Frederick Douglass Park
Frederick Douglass Park

Nashville,

TN

United States

Frederick Douglass Park

Established in 1934 by the Board of Parks Commissioners to serve Nashville’s African American community, this park was quietly opened without formal announcement two years later, following protracted opposition from White residents. Initially sited between Fite Street and the tracks of the Louisville and Nashville Railroad (near the intersection of present-day Mansfield Street and North Ninth Street), the parcel contained a six-hole golf course and community center, with croquet and tennis courts added by 1949. The original park was destroyed in 1963 to make room for the Ellington Parkway. At the same time, twenty acres were acquired for a new park approximately one-quarter mile to the southwest.

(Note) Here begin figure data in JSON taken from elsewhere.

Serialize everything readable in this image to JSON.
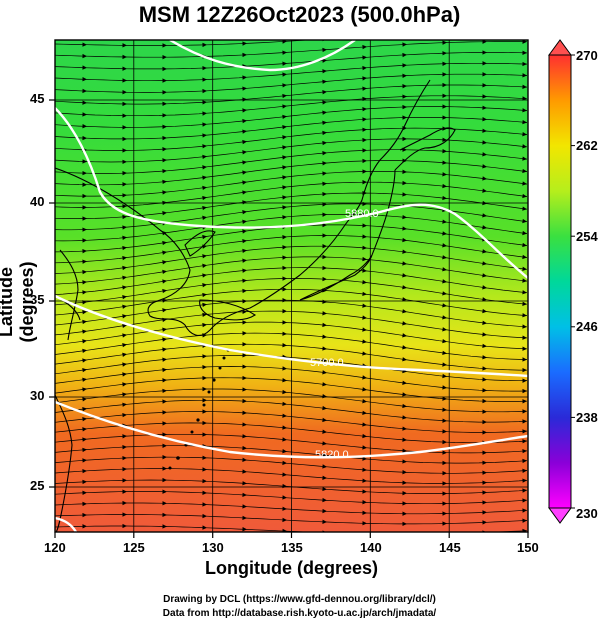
{
  "title": "MSM 12Z26Oct2023 (500.0hPa)",
  "axes": {
    "x_label": "Longitude (degrees)",
    "y_label": "Latitude  (degrees)",
    "x_ticks": [
      "120",
      "125",
      "130",
      "135",
      "140",
      "145",
      "150"
    ],
    "y_ticks": [
      "45",
      "40",
      "35",
      "30",
      "25"
    ]
  },
  "colorbar": {
    "labels": [
      "270",
      "262",
      "254",
      "246",
      "238",
      "230"
    ],
    "stops": [
      "#ff3030",
      "#ff9a00",
      "#f2e600",
      "#b6ee1c",
      "#3ae040",
      "#00d89a",
      "#00c0e6",
      "#1a6cff",
      "#2a2ad8",
      "#8a00d8",
      "#ff00ff"
    ]
  },
  "contours": [
    {
      "label": "5820.0"
    },
    {
      "label": "5880.0"
    },
    {
      "label": "5700.0"
    },
    {
      "label": "5820.0"
    },
    {
      "label": "5880.0"
    }
  ],
  "credits": {
    "line1": "Drawing by DCL (https://www.gfd-dennou.org/library/dcl/)",
    "line2": "Data from http://database.rish.kyoto-u.ac.jp/arch/jmadata/"
  }
}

The park was initially known as Fred Douglas Park in both its first and second locations, but the spelling of its name was changed in 2017 to reflect the full and correct name of Frederick Douglass, the famous abolitionist and orator who visited Nashville in 1873. Now covering 32 acres bounded to the north by the busy Ellington Parkway and surrounded by a residential neighborhood, the park contains a baseball field, a soccer field, and a playground. The largely open landscape gradually slopes down from North Eighth Street towards the Frederick Douglass Head Start Center, located on the park’s western edge. Informal groupings of deciduous canopy trees provide shade in the northeast corner, while a wooded thicket occupies the southwest corner.